En l’espèce, il s’agit non pas de vingt-quatre heures, mais de deux heures, soit un délai bien plus court.
La loi Avia a été partiellement censurée par le Conseil constitutionnel, à juste titre, car les hébergeurs auraient dû retirer très rapidement les contenus signalés pour éviter des peines d’emprisonnement et des amendes se chiffrant en centaines de millions d’euros sans pouvoir vérifier si lesdits contenus étaient véritablement illicites.
À mon sens, cet argument s’entend parfaitement, même s’il faut être très exigeant à l’égard des hébergeurs ou des plateformes.
Le règlement sur les services numériques prévoit d’ailleurs des sanctions allant jusqu’à 6 % du chiffre d’affaires mondial et au bannissement de l’Union européenne en cas de manquements répétés. Ce sont des sanctions lourdes.
Il faut leur imposer de prendre leurs responsabilités, sans toutefois les conduire à ne pas respecter la liberté d’expression. Nous n’avons pas encore tout à fait trouvé les bonnes formules.
J’y insiste, je comprends l’intention de M. Chaize.
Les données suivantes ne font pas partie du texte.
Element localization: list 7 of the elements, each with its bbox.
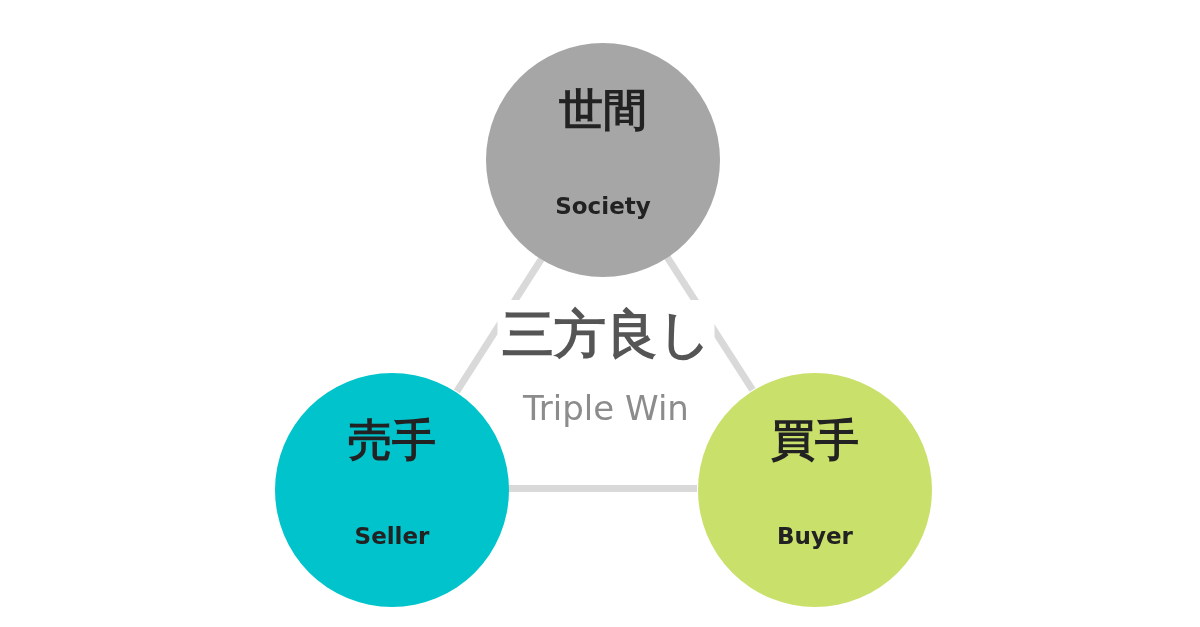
node-title: 売手 — [348, 414, 436, 465]
node-title: 買手 — [771, 414, 859, 465]
connector-line — [507, 485, 697, 492]
node-title: 世間 — [559, 84, 647, 135]
node-subtitle: Society — [555, 193, 651, 219]
node-subtitle: Buyer — [777, 523, 853, 549]
node-subtitle: Seller — [354, 523, 430, 549]
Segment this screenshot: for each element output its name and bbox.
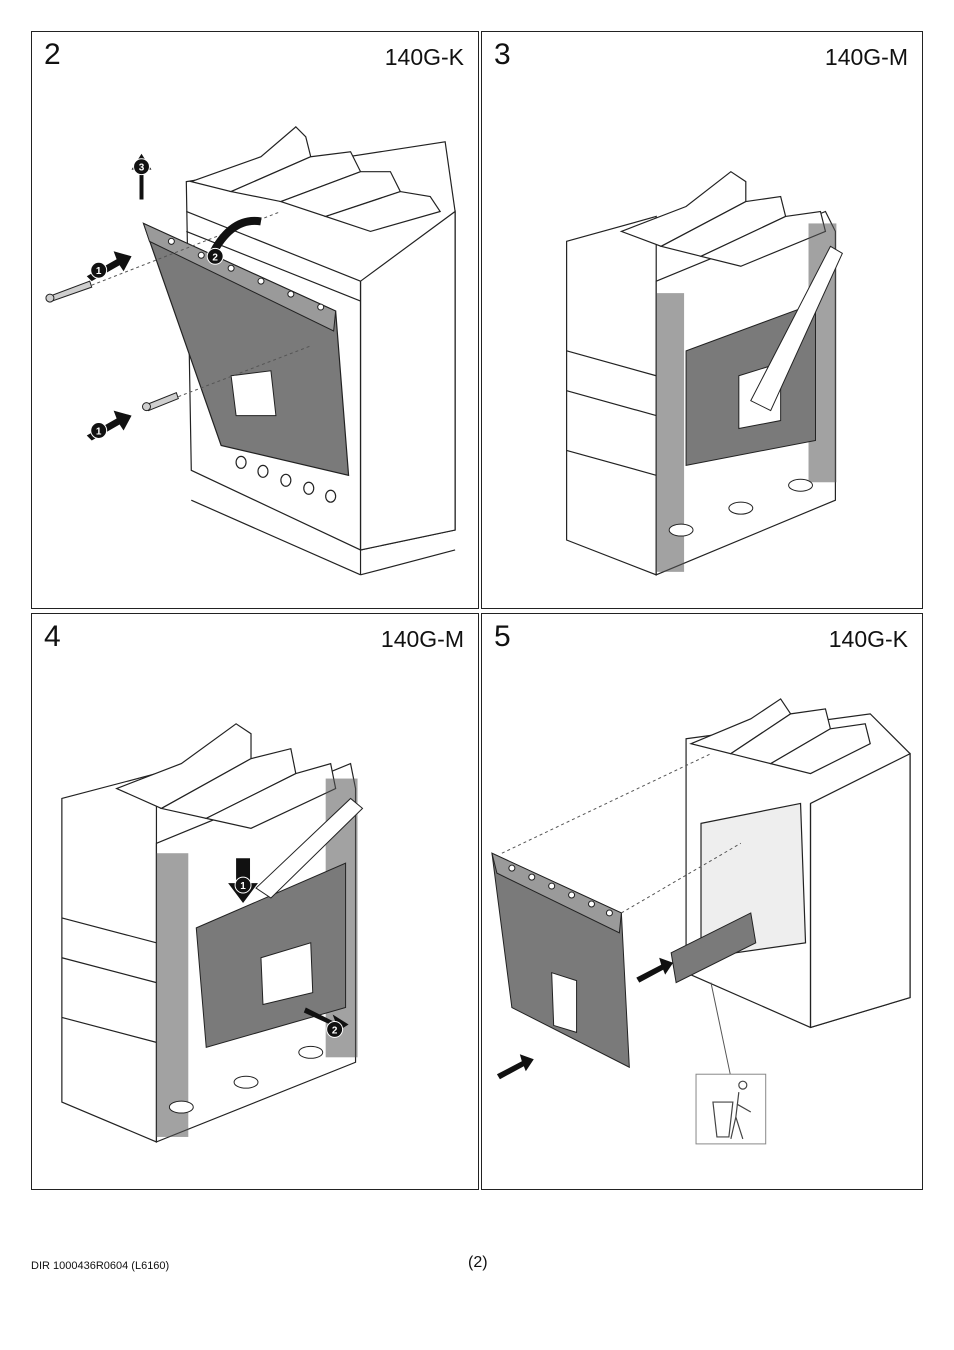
- page-number: (2): [468, 1254, 488, 1271]
- model-label: 140G-M: [824, 44, 908, 70]
- step-2-panel: 2 140G-K: [31, 31, 479, 609]
- disposal-bin-icon: [695, 1073, 767, 1145]
- step-4-panel: 4 140G-M 1 2: [31, 613, 479, 1190]
- callout-1-label: 1: [96, 426, 102, 437]
- model-label: 140G-K: [384, 44, 464, 70]
- breaker-with-handle-illustration: [566, 170, 844, 576]
- document-id: DIR 1000436R0604 (L6160): [31, 1260, 170, 1272]
- breaker-cover-removal-illustration: 1 1 2 3: [45, 126, 456, 576]
- model-label: 140G-M: [380, 626, 464, 652]
- cover-plate-removal-illustration: 1 2: [61, 723, 364, 1143]
- callout-1-label: 1: [240, 881, 246, 892]
- step-3-panel: 3 140G-M: [481, 31, 923, 609]
- callout-2-label: 2: [212, 252, 218, 263]
- step-number: 2: [44, 38, 61, 71]
- model-label: 140G-K: [828, 626, 908, 652]
- callout-1-label: 1: [96, 266, 102, 277]
- step-number: 5: [494, 620, 511, 653]
- callout-1-badge: [90, 261, 108, 279]
- step-5-panel: 5 140G-K: [481, 613, 923, 1190]
- callout-3-label: 3: [139, 163, 145, 174]
- callout-2-label: 2: [332, 1025, 338, 1036]
- step-number: 4: [44, 620, 61, 653]
- front-cover-disposal-illustration: [491, 698, 911, 1145]
- step-number: 3: [494, 38, 511, 71]
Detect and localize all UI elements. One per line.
Aussi me semble-t-il important de trouver, de la façon la plus constructive, structurée et préparée possible, un moyen permettant aux plateformes de mettre en place, dans des moments comme ceux que nous venons de vivre, dès la première heure, les mesures nécessaires pour éviter ces phénomènes de viralité ou de géolocalisation qui ont indéniablement facilité les dynamiques émeutières de cette semaine.
Engageons cette réflexion à la faveur de la navette parlementaire. Le Président de la République vient d’appeler à ne pas prendre à chaud des mesures trop dures que l’on pourrait regretter par la suite.
Monsieur le sénateur, je vous propose d’engager cette réflexion ensemble, mais aussi avec le ministre de la justice ou son représentant et avec les rapporteurs de l’Assemblée nationale, pour trouver la rédaction qui nous conviendra d’ici au mois de septembre et faire en sorte qu’elle soit adoptée à l’Assemblée nationale, ce dont je me porte garant.
Je vous propose de nous réunir dès la semaine prochaine, une fois que les rapporteurs de l’Assemblée nationale auront été désignés, pour commencer à travailler sur ce sujet. Je vous saurais gré de bien vouloir accepter cette proposition.
Le Gouvernement demande le retrait de cet amendement, afin d’engager le travail sur des bases sereines ; à défaut, il y sera défavorable.